PPF Investment – Everything you should know
Public Provident Fund (PPF) is an investment scheme backed by the Indian Government which offers interest rates and returns that are 100% income tax exempted. Investors can avail facilities such as withdrawal, loans and extension of account. PPF is available at almost all banks and post offices.
Eligibility for opening a PPF Account
Any Indian Resident can open a PPF account.
Here are some points that you should know:
- Joint Ownership is not allowed for PPF investment
- A Minor is eligible to start a public provident fund investment with a guardian (mother/father/court-appointed guardian)
- Multiple PPF accounts cannot be made
Features of a PPF Investment
- PPF Interest Rate of 7.6% can be earned which is fully exempted from Income Tax
- PPF Investment Limit: A minimum yearly deposit of Rs. 500 is mandatory to start a PPF account. If an account holder wishes to increase his yearly deposit, he can deposit a maximum of Rs. 1,50,000 in his account per financial year
- Deposits can be made in maximum 12 transactions
- The minimum duration is 15 years which can be extended indefinitely in blocks of five years
- You can apply for a loan between 3rd to 6th financial year
- Partial withdrawal can be done after the 7th financial year
- In case of the death of the Account Holder, the nomination facility can be availed to name one or more people to withdraw the PPF amount, or else the amount will be paid to the legal heir.

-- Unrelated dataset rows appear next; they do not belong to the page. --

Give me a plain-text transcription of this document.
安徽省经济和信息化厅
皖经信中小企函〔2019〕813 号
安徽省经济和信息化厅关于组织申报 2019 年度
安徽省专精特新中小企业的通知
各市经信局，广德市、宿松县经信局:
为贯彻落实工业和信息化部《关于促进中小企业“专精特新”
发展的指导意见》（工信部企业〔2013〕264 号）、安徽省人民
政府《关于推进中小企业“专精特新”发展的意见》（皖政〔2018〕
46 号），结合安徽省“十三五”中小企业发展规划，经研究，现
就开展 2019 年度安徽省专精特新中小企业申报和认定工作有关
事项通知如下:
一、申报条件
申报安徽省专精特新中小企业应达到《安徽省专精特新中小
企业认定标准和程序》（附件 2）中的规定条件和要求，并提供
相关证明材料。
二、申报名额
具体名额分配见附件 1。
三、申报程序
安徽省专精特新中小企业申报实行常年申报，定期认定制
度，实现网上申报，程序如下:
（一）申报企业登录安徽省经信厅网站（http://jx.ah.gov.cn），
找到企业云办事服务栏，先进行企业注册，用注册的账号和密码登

Premature closure of PPF account is also possible after the completion of 5 years. This is permitted in case of a medical emergency or funding the higher education of the PPF account holder. It is important to remember that premature closure comes with an interest rate penalty of 1%.
How to invest in PPF
You can open a PPF account either by going online on to the bank’s website or by visiting the post office or bank. You will need to provide several documents such as bank details, photo id proof, photographs and address proof to start the process.
Loan facility can be availed against the PPF from the 3rd to 6th financial year of the opening of the account. A loan of worth 25% of the total fund can be availed. The interest rate for the loan against PPF is 2% above the rate of interest of PPF.
The EPF investment (Employee Provident Fund) is different from a PPF investment. EPF is a retirement-benefit scheme that is available only for salaried employees whereas all Indian Citizens can avail PPF.
Every individual should make use of PFs investments. These investments are one of the best tools where you can invest your money safely. Provident Fund Investment helps in providing a sense of financial security among investors.